During Week 5 against the New York Jets, Scandrick recorded two strip sacks. On the second one, he strip-sacked Luke Falk and returned the ball for a 44-yard touchdown in the 31–6 victory. Two weeks later against his former team, the Cowboys, Scandrick was beaten in the open field by the Cowboys' Tavon Austin for a 20-yard touchdown on a jet sweep.
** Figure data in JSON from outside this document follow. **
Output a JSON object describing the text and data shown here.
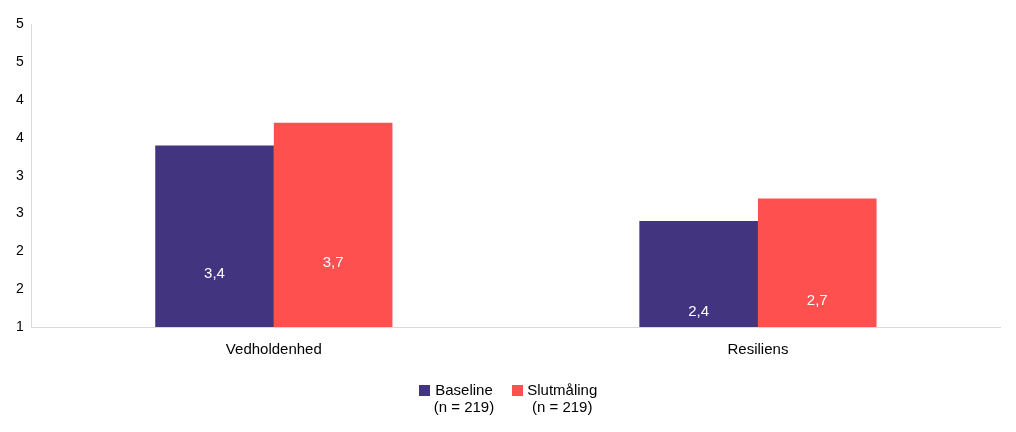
{
  "chart_data": {
    "type": "bar",
    "categories": [
      "Vedholdenhed",
      "Resiliens"
    ],
    "series": [
      {
        "name": "Baseline\n(n = 219)",
        "color": "#433480",
        "values": [
          3.4,
          2.4
        ],
        "value_labels": [
          "3,4",
          "2,4"
        ]
      },
      {
        "name": "Slutmåling\n(n = 219)",
        "color": "#ff5050",
        "values": [
          3.7,
          2.7
        ],
        "value_labels": [
          "3,7",
          "2,7"
        ]
      }
    ],
    "ylim": [
      1,
      5
    ],
    "yticks": [
      1,
      {
        "value": 1.5,
        "label": "2"
      },
      2,
      {
        "value": 2.5,
        "label": "3"
      },
      3,
      {
        "value": 3.5,
        "label": "4"
      },
      4,
      {
        "value": 4.5,
        "label": "5"
      },
      5
    ],
    "grid": false,
    "legend": "bottom"
  }
}
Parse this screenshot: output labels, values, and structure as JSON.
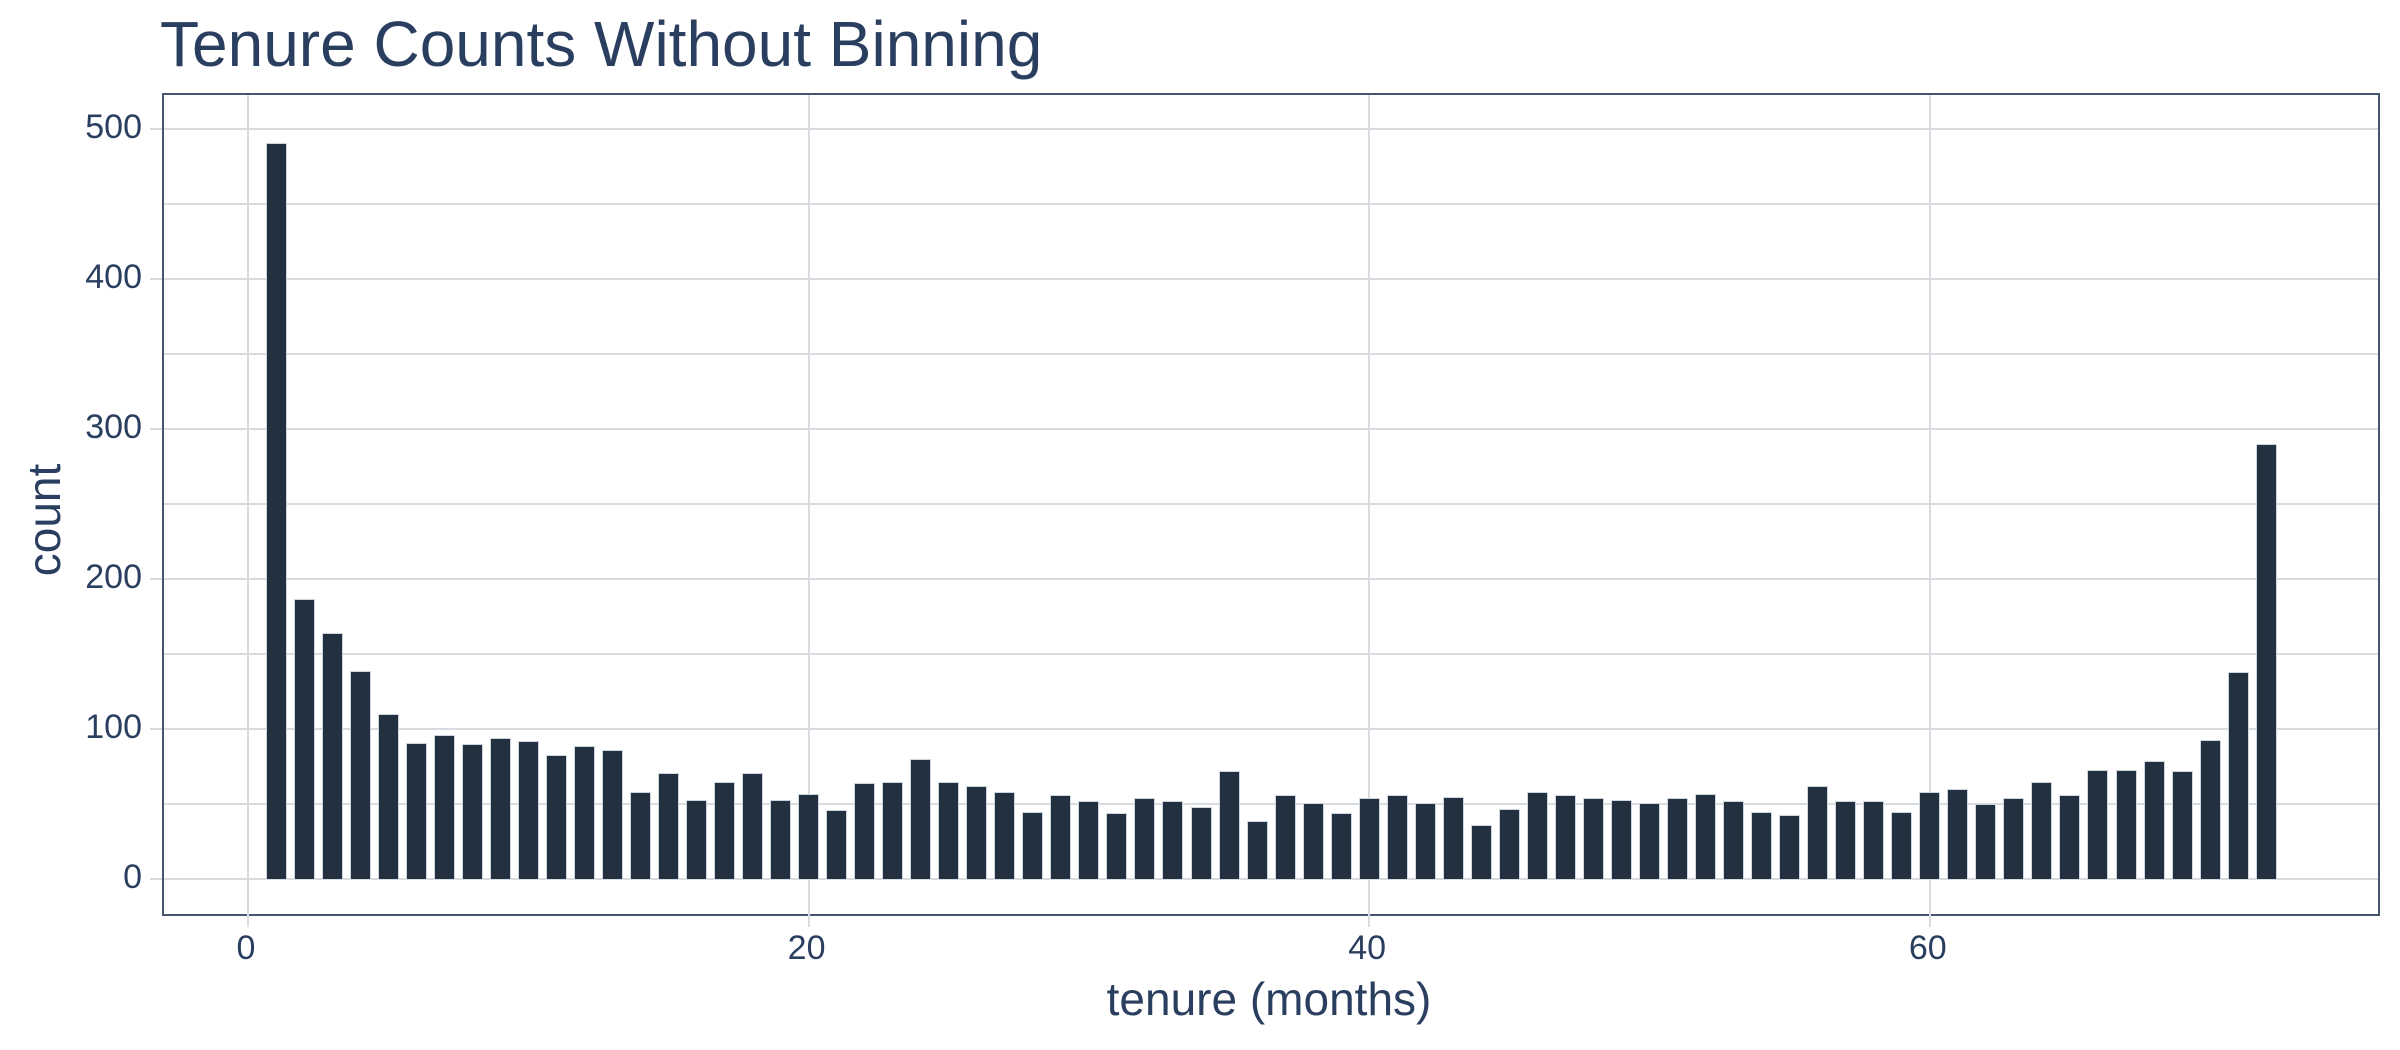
{
  "figure": {
    "title": "Tenure Counts Without Binning",
    "x_axis_title": "tenure (months)",
    "y_axis_title": "count"
  },
  "chart_data": {
    "type": "bar",
    "title": "Tenure Counts Without Binning",
    "xlabel": "tenure (months)",
    "ylabel": "count",
    "x": [
      1,
      2,
      3,
      4,
      5,
      6,
      7,
      8,
      9,
      10,
      11,
      12,
      13,
      14,
      15,
      16,
      17,
      18,
      19,
      20,
      21,
      22,
      23,
      24,
      25,
      26,
      27,
      28,
      29,
      30,
      31,
      32,
      33,
      34,
      35,
      36,
      37,
      38,
      39,
      40,
      41,
      42,
      43,
      44,
      45,
      46,
      47,
      48,
      49,
      50,
      51,
      52,
      53,
      54,
      55,
      56,
      57,
      58,
      59,
      60,
      61,
      62,
      63,
      64,
      65,
      66,
      67,
      68,
      69,
      70,
      71,
      72
    ],
    "values": [
      491,
      187,
      164,
      139,
      110,
      91,
      96,
      90,
      94,
      92,
      83,
      89,
      86,
      58,
      71,
      53,
      65,
      71,
      53,
      57,
      46,
      64,
      65,
      80,
      65,
      62,
      58,
      45,
      56,
      52,
      44,
      54,
      52,
      48,
      72,
      39,
      56,
      51,
      44,
      54,
      56,
      51,
      55,
      36,
      47,
      58,
      56,
      54,
      53,
      51,
      54,
      57,
      52,
      45,
      43,
      62,
      52,
      52,
      45,
      58,
      60,
      50,
      54,
      65,
      56,
      73,
      73,
      79,
      72,
      93,
      138,
      290
    ],
    "x_tick_labels": [
      0,
      20,
      40,
      60
    ],
    "y_tick_labels": [
      0,
      100,
      200,
      300,
      400,
      500
    ],
    "y_minor_grid_step": 50,
    "ylim": [
      0,
      522
    ],
    "xlim": [
      -3,
      76
    ],
    "grid": "on",
    "legend": "none",
    "colors": {
      "bar_fill": "#223040",
      "bar_edge": "#cdd6de",
      "gridline": "#d8dce1",
      "axis_border": "#46566e",
      "text": "#2a3f5f",
      "background": "#ffffff"
    }
  }
}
Scandrick was released on October 21.

==NFL career statistics==

=== Regular season ===

Year: Team; Games; Tackles; Interceptions; Fumbles
GP: GS; Cmb; Solo; Ast; Sck; Int; Yds; Avg; Lng; TD; PD; FF; FR; Yds; TD
2008: DAL; 16; 2; 36; 35; 1; 1.0; 0; 0; 0.0; 0; 0; 4; 0; 0; 0; 0
2009: DAL; 16; 4; 51; 48; 3; 1.0; 1; 0; 0.0; 0; 0; 9; 1; 1; 15; 0
2010: DAL; 16; 3; 46; 31; 5; 2.5; 1; 40; 40.0; 40; 1; 9; 0; 0; 0; 0
2011: DAL; 13; 7; 49; 42; 7; 2.0; 1; 0; 0.0; 0; 0; 5; 0; 0; 0; 0
2012: DAL; 11; 3; 21; 16; 5; 0.0; 0; 0; 0.0; 0; 0; 4; 0; 0; 0; 0
2013: DAL; 16; 15; 64; 59; 8; 2.0; 2; 0; 0.0; 0; 0; 12; 1; 0; 0; 0
2014: DAL; 14; 14; 55; 50; 5; 1.0; 2; 2; 1.0; 2; 0; 9; 2; 0; 0; 0
2015: DAL; 0; 0; Did not play due to injury
2016: DAL; 12; 10; 46; 39; 7; 2.0; 1; 0; 0.0; 0; 0; 8; 3; 0; 0; 0
2017: DAL; 11; 11; 38; 32; 6; 0.0; 0; 0; 0.0; 0; 0; 3; 0; 0; 0; 0
2018: KC; 15; 7; 44; 38; 6; 0.0; 1; 0; 0.0; 0; 0; 13; 1; 0; 0; 0
2019: PHI; 3; 1; 7; 6; 1; 0.0; 0; 0; 0.0; 0; 0; 0; 2; 1; 44; 1
Career: 143; 77; 450; 400; 50; 11.5; 9; 42; 4.7; 40; 1; 76; 10; 2; 59; 1

=== Postseason ===

Year: Team; Games; Tackles; Interceptions; Fumbles
GP: GS; Cmb; Solo; Ast; Sck; Int; Yds; Avg; Lng; TD; PD; FF; FR; Yds; TD
2009: DAL; 2; 1; 6; 6; 0; 0.0; 0; 0; 0.0; 0; 0; 0; 0; 0; 0; 0
2014: DAL; 2; 2; 8; 6; 2; 0.0; 0; 0; 0.0; 0; 0; 0; 0; 0; 0; 0
2016: DAL; 1; 1; 3; 3; 0; 1.0; 0; 0; 0.0; 0; 0; 0; 0; 0; 0; 0
2018: KC; 1; 0; 0; 0; 0; 0.0; 0; 0; 0.0; 0; 0; 0; 0; 0; 0; 0
Career: 6; 4; 17; 15; 2; 1.0; 0; 0; 0.0; 0; 0; 0; 0; 0; 0; 0

==Personal life==
Scandrick is a father to twin daughters from a previous relationship and two sons with former model turned fashion designer Draya Michele and the second from WNBA player Dearica Hamby.